Intervention de Éliane Assassi

Réunion du 16 octobre 2010 à 22h00
Réforme des retraites — Article 25 quater

Photo de Éliane AssassiÉliane Assassi :

Monsieur le ministre, lors des débats à l’Assemblée nationale, vous avez orchestré un véritable coup de force par le biais de l’amendement « surprise » n° 730 rectifié du Gouvernement, portant un mauvais coup à la médecine du travail.

On nous avait effectivement annoncé une réforme du secteur, mais le sujet de la médecine du travail a été « glissé », scandaleusement et en catimini, par cet amendement surprise.

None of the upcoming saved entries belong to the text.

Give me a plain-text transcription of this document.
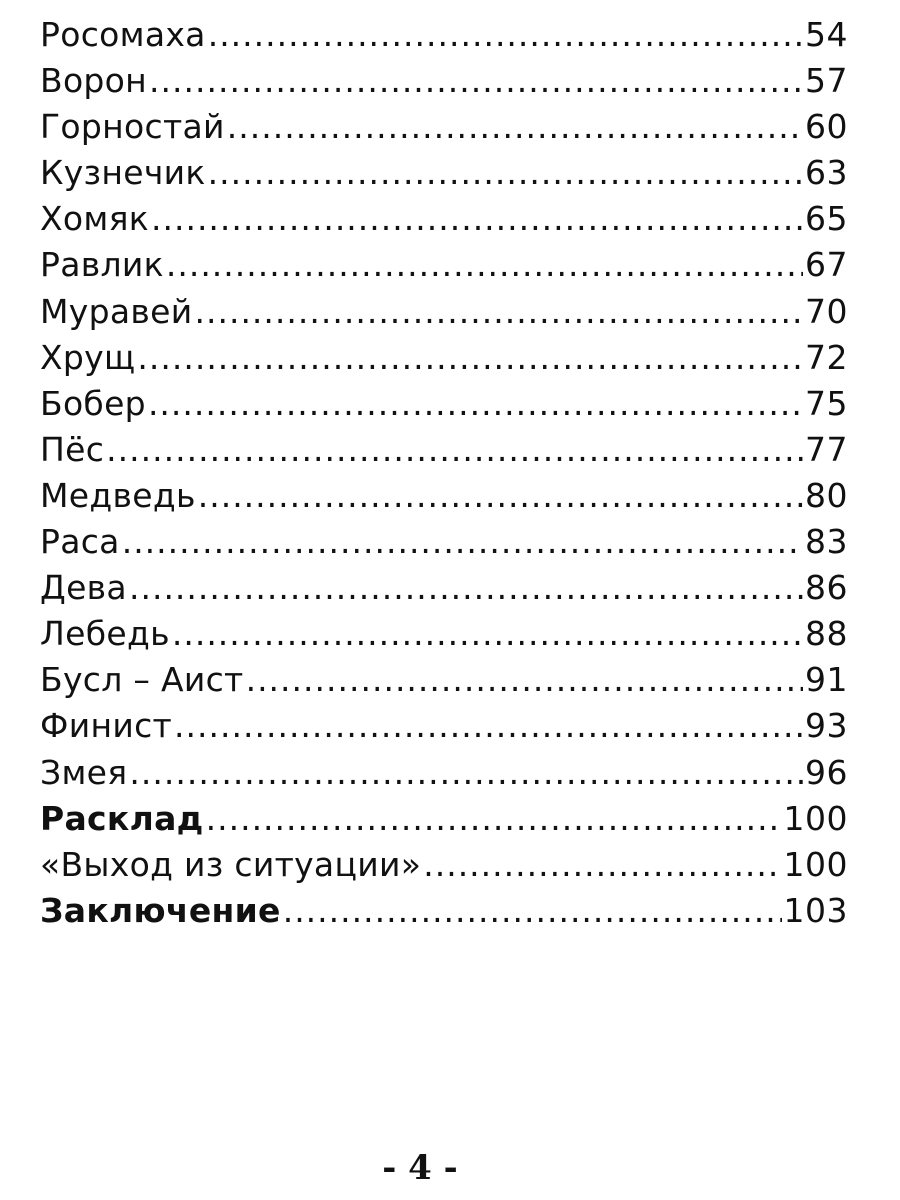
Росомаха .....	54
Ворон .....	57
Горностай .....	60
Кузнечик .....	63
Хомяк .....	65
Равлик .....	67
Муравей .....	70
Хрущ .....	72
Бобер .....	75
Пёс .....	77
Медведь .....	80
Раса .....	83
Дева .....	86
Лебедь .....	88
Бусл – Аист .....	91
Финист .....	93
Змея .....	96
Расклад .....	100
«Выход из ситуации» .....	100
Заключение .....	103
- 4 -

Une levée de boucliers s’est opérée depuis, et à juste titre. On vous a même taxé de commettre un hold-up sur la santé au travail. Voyez si les conséquences sont outrageusement graves ! Dans un texte aussi controversé que celui des retraites, pensiez-vous vraiment que cette manœuvre allait passer inaperçue ? Si vous n’écoutez pas le peuple, le peuple et les élus, eux, vous écoutent !

Le professeur Desoille, fondateur de la chaire de médecine du travail, l’énonçait déjà en 1949 dans sa leçon inaugurale : « Certains redoutent-ils qu’un médecin à l’œil trop critique ne circule dans l’entreprise, ne relève les fautes d’hygiène et n’en avertissent les intéressés ? »

Vous souhaitez que les médecins du travail, placés sous l’autorité d’un chef de service en santé au travail, deviennent les médecins de l’entreprise, asservis à elle et non au service des salariés en souffrance ! Sous prétexte d’une adaptation du rôle des services de santé au travail au volet « pénibilité » de la réforme, vous abandonnez, en fait, le système de santé au travail au patronat ! C’est inadmissible !

Dans une interview au quotidien Le Monde daté du 19 septembre dernier, un médecin du travail rappelait déjà : « La tentative du MEDEF sur les députés UMP et sur Éric Woerth, le ministre du travail, a réussi, puisqu’ils présentent textuellement la demande du MEDEF qui avait été présentée il y a deux ans aux organisations syndicales et que toutes avaient refusée à l’unanimité. »

Créée en 1946, la médecine du travail est exclusivement préventive : elle a pour objet d’éviter toute altération de la santé des salariés, du fait de leur travail.

Le médecin du travail est lié à l’employeur ou au président du service de santé au travail interentreprises, par un contrat de travail qui en fait un salarié, mais un salarié au statut particulier.

Il ne doit agir, dans le cadre de l’entreprise, que dans l’intérêt exclusif de la santé et de la sécurité des travailleurs, son rôle principal restant l’amélioration des conditions de travail, ce qui ne peut être garanti que par la préservation de son indépendance dans la définition des objectifs de ses missions.

Au contraire, le texte institue un transfert de pouvoir et de mission du médecin du travail vers l’employeur via le directeur du service de santé au travail. De nouveaux professionnels de la santé au travail, infirmiers, intervenants en prévention des risques professionnels, sont mis en place sans protection légale ni indépendance statutaire. Le statut des médecins du travail est remis en cause puisque celui-ci devient dépendant de l’employeur par le biais du directeur du service de santé au travail.

Si l’on ajoute l’absence complète de propositions pour remédier à la pénurie croissante en médecins du travail, on voit bien que c’est à une démédicalisation programmée de la santé au travail que nous sommes en train d’assister.

Si ces dispositions sont votées, comment le rôle spécifique du médecin du travail pourra-t-il être assumé ?

Les médecins du travail seront écartelés entre un rôle spécifique pour lequel ils n’auront aucun moyen et les injonctions de leurs employeurs à agir dans le cadre contractualisé des missions du service de santé au travail, auquel il faut absolument associer la profession d’infirmier, service qui ne vise pas tant à éviter qu’à gérer les risques et leurs effets. Comment les salariés pourront-ils dorénavant leur faire confiance ?

À une époque où les collectifs de travail se morcellent, où la grande majorité des entreprises ne dispose pas d’un CHSCT ou même de délégué du personnel, le médecin doit rester un acteur indépendant pour assurer non seulement sa mission de préservation de la santé de l’individu au travail, mais aussi son rôle de veille et d’alerte sanitaire devant les risques persistants ou émergents.

En somme, que devient le droit à la protection de la santé garanti par la Constitution ?

L’Ordre des médecins proteste, les syndicats protestent, les associations et différents collectifs protestent.